A rebours des interminables débats sur la féminisation de l’homme qui fleurissent sur les plateaux télé, Patric Jean entend nous rappeler que tout n’a pas changé, que le machisme ordinaire a la vie dure et ne sera pas éradiqué de sitôt. On lui sait gré de ne pas tomber dans l’illusion bobo qui consisterait à voir en tout homme un métrosexuel délicat et fragile, de signaler la permanence des violences conjugales, du sexisme d’une partie des livres et jouets pour enfants. Patric Jean mène sa barque avec une certaine vigueur, mais s’expose aussi au reproche de l’éparpillement. Le film qui s’ouvre sur la description des opérations chirurgicales d’allongement du pénis (attention symbole), se perd vite dans des considérations psychanalytiques vaseuses et se mue en une dénonciation tous azimuts, ce qui est rarement la meilleure idée.

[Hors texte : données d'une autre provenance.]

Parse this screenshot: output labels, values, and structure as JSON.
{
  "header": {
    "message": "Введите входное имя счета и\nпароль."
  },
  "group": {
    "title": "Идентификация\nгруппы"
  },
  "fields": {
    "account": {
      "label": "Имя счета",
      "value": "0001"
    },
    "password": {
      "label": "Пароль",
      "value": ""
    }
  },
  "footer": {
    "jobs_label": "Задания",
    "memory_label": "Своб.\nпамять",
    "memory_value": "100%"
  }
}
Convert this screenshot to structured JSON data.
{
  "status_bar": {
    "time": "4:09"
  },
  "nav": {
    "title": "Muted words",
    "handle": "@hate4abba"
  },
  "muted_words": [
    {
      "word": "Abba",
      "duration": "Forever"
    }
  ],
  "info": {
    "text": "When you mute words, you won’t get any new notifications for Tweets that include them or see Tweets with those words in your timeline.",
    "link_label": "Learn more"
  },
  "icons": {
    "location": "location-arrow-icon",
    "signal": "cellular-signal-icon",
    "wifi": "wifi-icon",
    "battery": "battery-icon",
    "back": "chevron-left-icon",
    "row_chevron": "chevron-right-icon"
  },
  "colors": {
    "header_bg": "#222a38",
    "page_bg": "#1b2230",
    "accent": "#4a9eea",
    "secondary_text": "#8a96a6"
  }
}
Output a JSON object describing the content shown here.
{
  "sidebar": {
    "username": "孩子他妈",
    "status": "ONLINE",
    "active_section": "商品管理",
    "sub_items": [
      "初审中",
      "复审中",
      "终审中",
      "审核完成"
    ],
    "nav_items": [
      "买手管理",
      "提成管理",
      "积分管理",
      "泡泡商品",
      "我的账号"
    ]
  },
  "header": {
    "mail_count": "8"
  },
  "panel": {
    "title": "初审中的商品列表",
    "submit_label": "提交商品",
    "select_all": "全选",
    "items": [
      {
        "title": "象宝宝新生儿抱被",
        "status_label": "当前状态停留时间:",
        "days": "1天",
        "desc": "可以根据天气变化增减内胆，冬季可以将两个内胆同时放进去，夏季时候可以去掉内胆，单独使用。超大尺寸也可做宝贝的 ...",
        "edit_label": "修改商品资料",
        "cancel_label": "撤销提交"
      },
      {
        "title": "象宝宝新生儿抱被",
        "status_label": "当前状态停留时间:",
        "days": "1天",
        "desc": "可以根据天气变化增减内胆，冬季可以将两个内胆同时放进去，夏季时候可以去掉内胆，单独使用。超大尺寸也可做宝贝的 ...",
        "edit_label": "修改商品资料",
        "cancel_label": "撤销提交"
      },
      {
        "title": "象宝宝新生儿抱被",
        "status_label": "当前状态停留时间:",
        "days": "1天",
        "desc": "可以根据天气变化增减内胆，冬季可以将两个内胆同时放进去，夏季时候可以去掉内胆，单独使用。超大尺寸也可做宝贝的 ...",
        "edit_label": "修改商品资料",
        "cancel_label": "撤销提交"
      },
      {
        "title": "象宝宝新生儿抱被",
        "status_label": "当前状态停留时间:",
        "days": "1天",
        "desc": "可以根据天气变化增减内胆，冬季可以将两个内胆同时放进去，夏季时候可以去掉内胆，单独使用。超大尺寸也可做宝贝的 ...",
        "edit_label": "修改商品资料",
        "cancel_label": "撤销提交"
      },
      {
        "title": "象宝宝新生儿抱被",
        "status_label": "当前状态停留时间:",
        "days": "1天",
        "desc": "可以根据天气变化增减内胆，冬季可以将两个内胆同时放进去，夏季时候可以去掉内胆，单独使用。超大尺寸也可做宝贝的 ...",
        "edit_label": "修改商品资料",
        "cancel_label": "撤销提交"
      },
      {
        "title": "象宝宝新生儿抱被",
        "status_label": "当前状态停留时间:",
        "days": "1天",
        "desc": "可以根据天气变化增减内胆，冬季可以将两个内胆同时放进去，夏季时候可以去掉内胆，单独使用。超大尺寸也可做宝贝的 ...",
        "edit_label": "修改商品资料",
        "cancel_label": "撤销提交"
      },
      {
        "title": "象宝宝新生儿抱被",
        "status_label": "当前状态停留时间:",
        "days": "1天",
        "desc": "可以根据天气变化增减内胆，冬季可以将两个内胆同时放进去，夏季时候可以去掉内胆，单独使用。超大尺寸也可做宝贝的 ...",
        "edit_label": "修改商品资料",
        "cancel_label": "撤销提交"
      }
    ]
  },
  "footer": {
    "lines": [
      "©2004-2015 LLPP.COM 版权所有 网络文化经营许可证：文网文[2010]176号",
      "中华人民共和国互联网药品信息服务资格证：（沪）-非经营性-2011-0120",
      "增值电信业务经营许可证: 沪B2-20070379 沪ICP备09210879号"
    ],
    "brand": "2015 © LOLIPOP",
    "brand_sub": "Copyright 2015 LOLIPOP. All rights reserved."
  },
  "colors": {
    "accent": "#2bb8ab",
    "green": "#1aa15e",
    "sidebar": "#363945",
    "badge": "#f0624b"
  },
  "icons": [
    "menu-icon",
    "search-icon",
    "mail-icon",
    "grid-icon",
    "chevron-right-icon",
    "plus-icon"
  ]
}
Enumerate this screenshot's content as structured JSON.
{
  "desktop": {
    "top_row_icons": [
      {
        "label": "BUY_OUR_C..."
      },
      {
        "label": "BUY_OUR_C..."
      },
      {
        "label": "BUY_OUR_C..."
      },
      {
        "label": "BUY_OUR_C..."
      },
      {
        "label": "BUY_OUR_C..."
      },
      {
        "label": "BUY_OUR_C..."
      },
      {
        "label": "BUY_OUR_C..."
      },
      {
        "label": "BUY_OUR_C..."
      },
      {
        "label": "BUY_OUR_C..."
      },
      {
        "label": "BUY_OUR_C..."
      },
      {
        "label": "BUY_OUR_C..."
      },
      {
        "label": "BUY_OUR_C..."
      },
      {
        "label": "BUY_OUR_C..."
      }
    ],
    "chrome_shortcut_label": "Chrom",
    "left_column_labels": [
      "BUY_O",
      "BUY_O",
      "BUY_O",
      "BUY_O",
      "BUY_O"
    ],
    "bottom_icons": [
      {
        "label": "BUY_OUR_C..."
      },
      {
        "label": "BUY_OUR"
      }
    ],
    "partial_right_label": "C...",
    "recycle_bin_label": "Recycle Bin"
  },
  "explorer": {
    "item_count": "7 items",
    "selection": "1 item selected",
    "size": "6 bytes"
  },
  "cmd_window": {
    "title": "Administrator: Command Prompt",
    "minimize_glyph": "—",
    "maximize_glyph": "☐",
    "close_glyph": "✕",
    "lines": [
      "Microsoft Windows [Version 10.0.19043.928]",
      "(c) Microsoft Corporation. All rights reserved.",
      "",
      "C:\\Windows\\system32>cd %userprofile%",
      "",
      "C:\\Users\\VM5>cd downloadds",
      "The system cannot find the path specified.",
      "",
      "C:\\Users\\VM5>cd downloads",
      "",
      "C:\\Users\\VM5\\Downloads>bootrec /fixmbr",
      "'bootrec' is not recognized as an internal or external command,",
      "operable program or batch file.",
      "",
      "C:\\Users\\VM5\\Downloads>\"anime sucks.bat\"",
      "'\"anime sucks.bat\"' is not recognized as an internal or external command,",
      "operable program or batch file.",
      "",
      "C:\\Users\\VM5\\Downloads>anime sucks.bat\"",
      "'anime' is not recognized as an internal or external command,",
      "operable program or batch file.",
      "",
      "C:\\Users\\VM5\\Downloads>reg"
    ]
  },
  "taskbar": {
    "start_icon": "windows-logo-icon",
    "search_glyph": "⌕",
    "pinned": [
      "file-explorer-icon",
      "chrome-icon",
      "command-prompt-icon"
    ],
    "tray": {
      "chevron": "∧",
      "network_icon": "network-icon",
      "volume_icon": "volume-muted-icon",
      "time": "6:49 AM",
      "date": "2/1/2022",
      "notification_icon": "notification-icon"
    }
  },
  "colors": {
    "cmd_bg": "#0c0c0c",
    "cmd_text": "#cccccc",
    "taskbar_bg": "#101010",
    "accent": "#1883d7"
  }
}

La Domination masculine ressemble finalement assez à une prise de conscience d’adolescent, expérience déprimante lorsqu’elle nous est assénée avec un inutile sérieux par un type de 30. A-t-on vraiment besoin d’un Deuxième sexe pour les nuls, soixante ans après et indifférent aux mutations qui ont eu lieu dans l’intervalle (on y revient) ? De plus, le constat reste extrêmement superficiel. Lorsque le cinéaste interroge les adeptes du masculinisme, cette défense de l’homme perçu comme discriminé, et bien souvent machisme rance, on voit bien qu’il ne guette que la petite phrase, la formule odieuse (humainement) et atterrante (intellectuellement). Non que cette « pensée » mérite beaucoup mieux ; le procédé montre tout de même les limites d’un docu façon M6. Au même titre que l’inclusion de la tuerie perpétrée contre une dizaine de jeunes filles de l’école polytechnique : acte unique d’un déséquilibré ou exutoire outré d’une société machiste qui se sent menacée dans sa masculinité ? On peut en débattre, mais que le cinéaste choisisse sans sourciller cette deuxième option apparaît discutable. Même les témoignages de femmes battues, pourtant les scènes les plus poignantes, ont une valeur sociologique toute relative : Patrick Jean observe un désarroi immédiat, mais omet de préciser que le phénomène est nettement en baisse (de plus de 40% en dix ans, selon l’institut de statistique du Québec).

Le plus ennuyeux est que le film reste à ce point imperméable aux évolutions constatées ces cinquante dernières années et ne fasse même pas semblant de se coltiner la question, ignorant qu’on observe pourtant de nets changements dans les rapports hommes-femmes entre la génération de nos parents et celle de nos grands-parents ; la nôtre et celle de nos parents. Entre l’illusion bobo naïve et le pessimisme chagrin (l’homme reste ce sale type misogyne et violent), il y avait sans doute la place pour un peu de dialectique. Pour un portrait dynamique de la masculinité contemporaine, personnel et habité, prenant en compte les permanences autant que les mutations, et toute une gamme d’évolutions parfois contradictoires, on se rapportera plutôt au magnifique I love you, man passé scandaleusement inaperçu en juillet.